- Born: Pearl Akanya Ofori 18 March 1984 Accra, Ghana
- Education: University of Ghana
- Alma mater: West Africa Secondary School
- Occupations: Broadcast journalist, Radio personality
- Years active: 2012–present
- Known for: Citi FM(97.3) (Radio) Ghana

= Pearl Akanya Ofori =

Ghanaian broadcast journalist

Pearl Akanya Ofori (born 18 March 1984) is a Ghanaian broadcast journalist, radio personality and an entrepreneur who once worked for Ghanaian radio station Citi FM (97.3) Ghana. She is a graduate of the University of Ghana (Legon).

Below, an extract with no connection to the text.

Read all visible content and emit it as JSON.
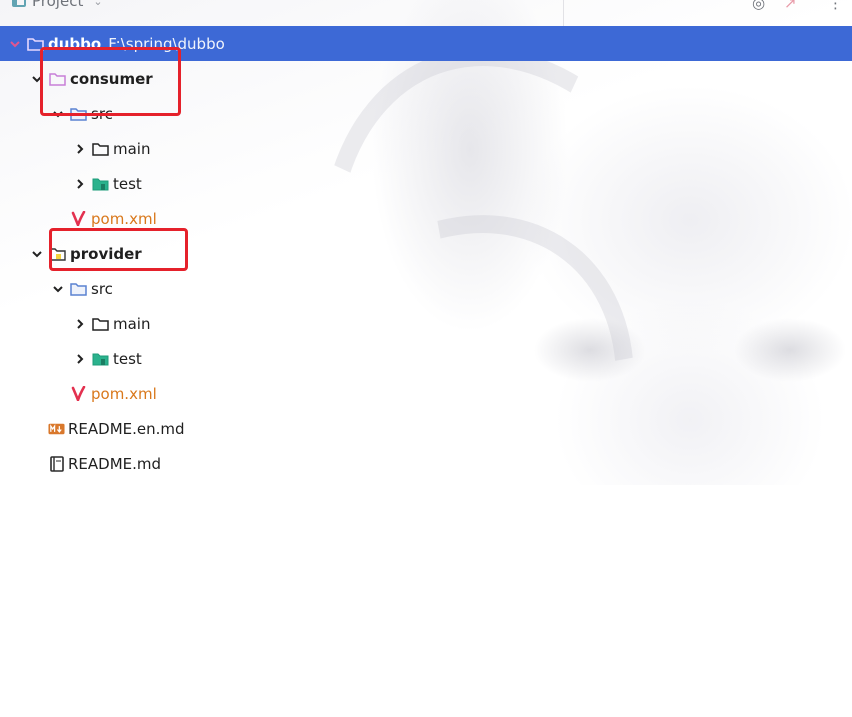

She was nominated for the Radio and Television Personality Awards (RTP) organized by Big Event Ghana in 2015 Radio and TV Personality Award.

==Early life==
Ofori began her early education at De Youngster's International School at Kokomlemle in Accra, and went on to attend the West African Senior High School in 2003. After her high school education, she attended the University of Ghana, Legon, where she offered a Program in Political Science, Psychology and Linguistics and majored in linguistics.

==Personal==
Ofori was born in Ghana's capital, Accra, to Miss Grace Owusu and have two fathers- Rev. Joseph Akanya and Mr. Benson Owusu.

==Journalism career==
Ofori was among few persons selected by radioUnivers, a campus-based radio station, to attend a radio training in Dakar, Senegal. In 2012, she joined Citi FM (97.3) Radio where she currently serves as a broadcast journalist.